We are not having a cheap wedding for a few main reasons:
-We are still setting and reaching financial goals.
-We want all the important people in our lives there.
-We have a few non-negotiable vendors/items.
-We are paying cash for everything and we have the money.
My biggest non-negotiable was a videographer. I love photos but for me it was so important to hear voices, see my family and friends having fun, and relive our day through video. I am not sure what Joe’s non-negotiable would be, but he did care a lot about our DJ. Of course, we both wanted alcohol but liquor….y’all….liquor prices are CRAZY.
I was hesitant to write this because there are so many posts on how to have a budget/frugal wedding and people saying “oh I spent only $5k on my wedding.” If that is you that is totally fine. But it is also totally fine to spend $25k, $30k, $35k, or more IF YOU ARE PAYING CASH and if you and your fiancé/fiancée are on the same page.
My biggest hesitation with this post was someone saying, “OMG you are paying off six figures of debt and you spent all this money on wedding?! That is insane!!!” Maybe to you, it is crazy. Maybe this is something you would NEVER do. That is totally fine. This is something we both wanted to do and we are having the wedding of our dreams surrounded by the people who matter most to us. We have still paid, on average, $2,990/month to debt so far this year (it is currently June 2019). We still have a debt payoff plan and we are still setting financial goals.
Could we have eloped and put all of this money to debt? 100% but that is not what we wanted. Life is about choices and weighing the pros and cons of each option. We chose to have this wedding and neither of us regrets that decision. This might not be the decision you would make and that is okay. I respect your decision to spend your money how you feel is best and I hope you respect mine.
I won’t lie I am SUPER excited to stop writing checks to vendors for thousands of dollars. I am very ready to start saving for a house and putting more towards our debt BUT I have NO regrets about spending this money on our wedding.
Our wedding is NOT cheap. It might be cheaper than a NY wedding but it is definitely not cheap. It is not frugal or DIY. I have not DIY’ed anything. My friend has DIY’ed a few things for me, but I am 0% crafty. It would cost me more in materials and time than it would for me to buy it off Amazon or Etsy. I have chosen my sanity over potentially saving a few dollars. I have been reasonable in 90% of my purchases. Our invitations were from Etsy and were not expensive. I got my shoes on sale from DSW. My hairpiece and jewelry are from Amazon.
I have learned a few ways to save money like buying flip flops from Old Navy’s $1 sale and going to Facebook marketplace or TJ Maxx for some wedding décor.
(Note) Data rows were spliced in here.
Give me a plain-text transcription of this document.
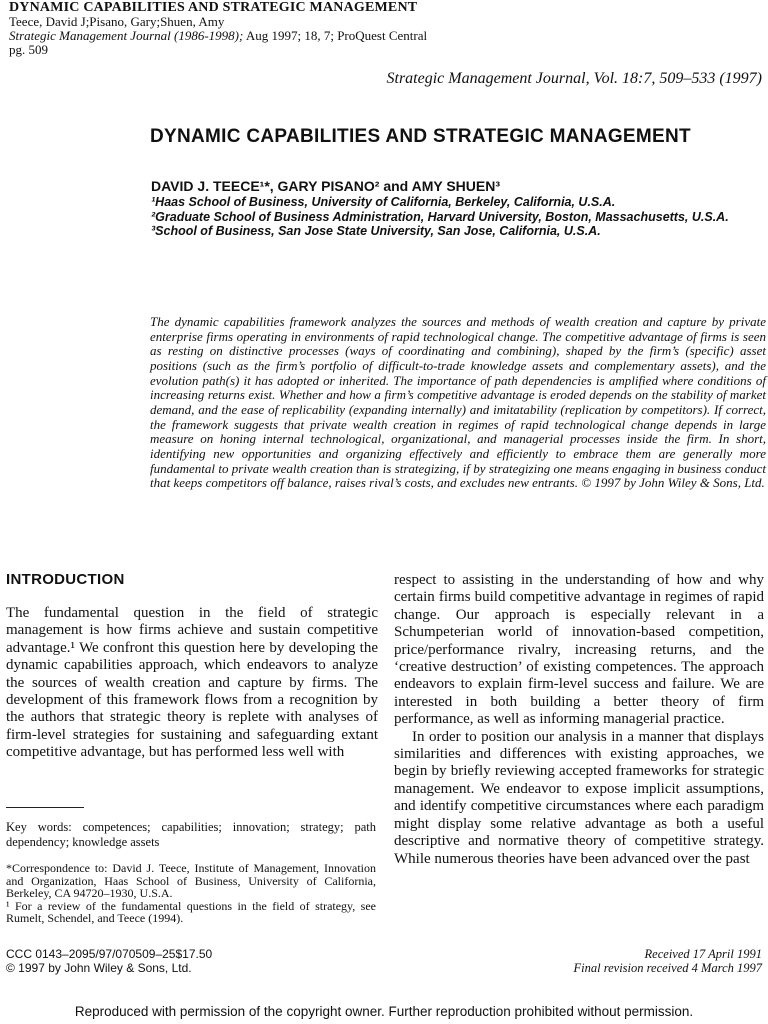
DYNAMIC CAPABILITIES AND STRATEGIC MANAGEMENT
Teece, David J;Pisano, Gary;Shuen, Amy
Strategic Management Journal (1986-1998); Aug 1997; 18, 7; ProQuest Central
pg. 509
Strategic Management Journal, Vol. 18:7, 509–533 (1997)
DYNAMIC CAPABILITIES AND STRATEGIC MANAGEMENT
DAVID J. TEECE¹*, GARY PISANO² and AMY SHUEN³
¹Haas School of Business, University of California, Berkeley, California, U.S.A.
²Graduate School of Business Administration, Harvard University, Boston, Massachusetts, U.S.A.
³School of Business, San Jose State University, San Jose, California, U.S.A.
The dynamic capabilities framework analyzes the sources and methods of wealth creation and capture by private enterprise firms operating in environments of rapid technological change. The competitive advantage of firms is seen as resting on distinctive processes (ways of coordinating and combining), shaped by the firm’s (specific) asset positions (such as the firm’s portfolio of difficult-to-trade knowledge assets and complementary assets), and the evolution path(s) it has adopted or inherited. The importance of path dependencies is amplified where conditions of increasing returns exist. Whether and how a firm’s competitive advantage is eroded depends on the stability of market demand, and the ease of replicability (expanding internally) and imitatability (replication by competitors). If correct, the framework suggests that private wealth creation in regimes of rapid technological change depends in large measure on honing internal technological, organizational, and managerial processes inside the firm. In short, identifying new opportunities and organizing effectively and efficiently to embrace them are generally more fundamental to private wealth creation than is strategizing, if by strategizing one means engaging in business conduct that keeps competitors off balance, raises rival’s costs, and excludes new entrants. © 1997 by John Wiley & Sons, Ltd.
INTRODUCTION
The fundamental question in the field of strategic management is how firms achieve and sustain competitive advantage.¹ We confront this question here by developing the dynamic capabilities approach, which endeavors to analyze the sources of wealth creation and capture by firms. The development of this framework flows from a recognition by the authors that strategic theory is replete with analyses of firm-level strategies for sustaining and safeguarding extant competitive advantage, but has performed less well with

respect to assisting in the understanding of how and why certain firms build competitive advantage in regimes of rapid change. Our approach is especially relevant in a Schumpeterian world of innovation-based competition, price/performance rivalry, increasing returns, and the ‘creative destruction’ of existing competences. The approach endeavors to explain firm-level success and failure. We are interested in both building a better theory of firm performance, as well as informing managerial practice.

In order to position our analysis in a manner that displays similarities and differences with existing approaches, we begin by briefly reviewing accepted frameworks for strategic management. We endeavor to expose implicit assumptions, and identify competitive circumstances where each paradigm might display some relative advantage as both a useful descriptive and normative theory of competitive strategy. While numerous theories have been advanced over the past

Key words: competences; capabilities; innovation; strategy; path dependency; knowledge assets

*Correspondence to: David J. Teece, Institute of Management, Innovation and Organization, Haas School of Business, University of California, Berkeley, CA 94720–1930, U.S.A.

¹ For a review of the fundamental questions in the field of strategy, see Rumelt, Schendel, and Teece (1994).

CCC 0143–2095/97/070509–25$17.50
© 1997 by John Wiley & Sons, Ltd.
Received 17 April 1991
Final revision received 4 March 1997
Reproduced with permission of the copyright owner. Further reproduction prohibited without permission.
Also, Dollar Tree is perfect for your day of emergency kit, vases, frames, and other wedding decorations. Overall, the reason I am okay with spending the amount we are because everything is paid for in cash and we are still reaching financial goals. We are not adding to our debt. We are over our original budget, but we have readjusted and we will be able to pay for everything in cash.
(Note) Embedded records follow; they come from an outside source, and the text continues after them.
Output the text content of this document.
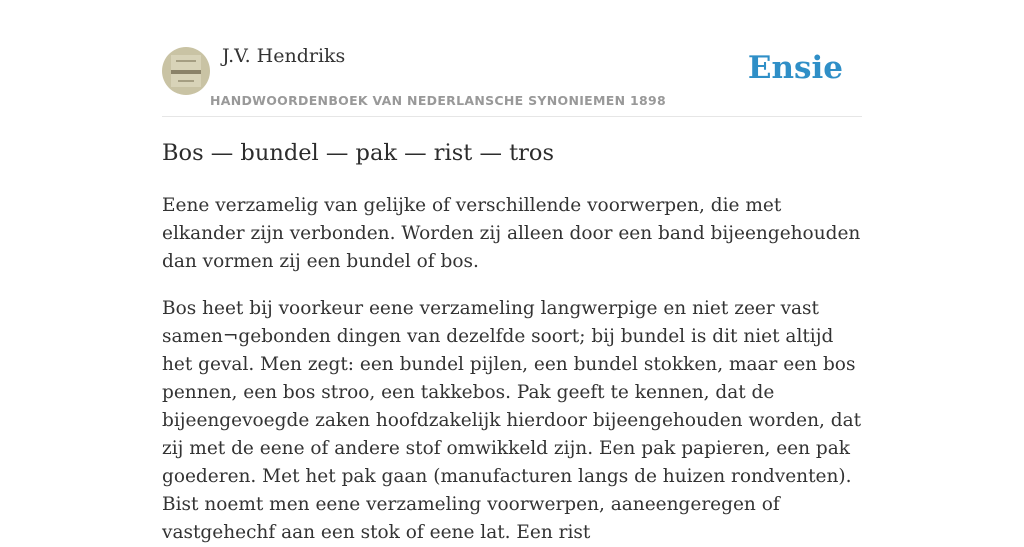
J.V. Hendriks
HANDWOORDENBOEK VAN NEDERLANSCHE SYNONIEMEN 1898
Ensie
Bos — bundel — pak — rist — tros

Eene verzamelig van gelijke of verschillende voorwerpen, die met elkander zijn verbonden. Worden zij alleen door een band bijeengehouden dan vormen zij een bundel of bos.

Bos heet bij voorkeur eene verzameling langwerpige en niet zeer vast samen¬gebonden dingen van dezelfde soort; bij bundel is dit niet altijd het geval. Men zegt: een bundel pijlen, een bundel stokken, maar een bos pennen, een bos stroo, een takkebos. Pak geeft te kennen, dat de bijeengevoegde zaken hoofdzakelijk hierdoor bijeengehouden worden, dat zij met de eene of andere stof omwikkeld zijn. Een pak papieren, een pak goederen. Met het pak gaan (manufacturen langs de huizen rondventen). Bist noemt men eene verzameling voorwerpen, aaneengeregen of vastgehechf aan een stok of eene lat. Een rist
At the end of the day, you have to live with the decisions you make. Whether you spend $10 on your wedding or $75,000, you (and your future spouse) need to be okay with that decision. Joe and I are okay with how we are spending our money right now. We are paying for a wedding, paying for his school, and paying off student loans. In 53 days, we will be able to stop paying for a wedding and of course I am excited about that but I do not regret our wedding expenses.
Did you have a frugal wedding? What is one thing you are SO happy you had at your wedding?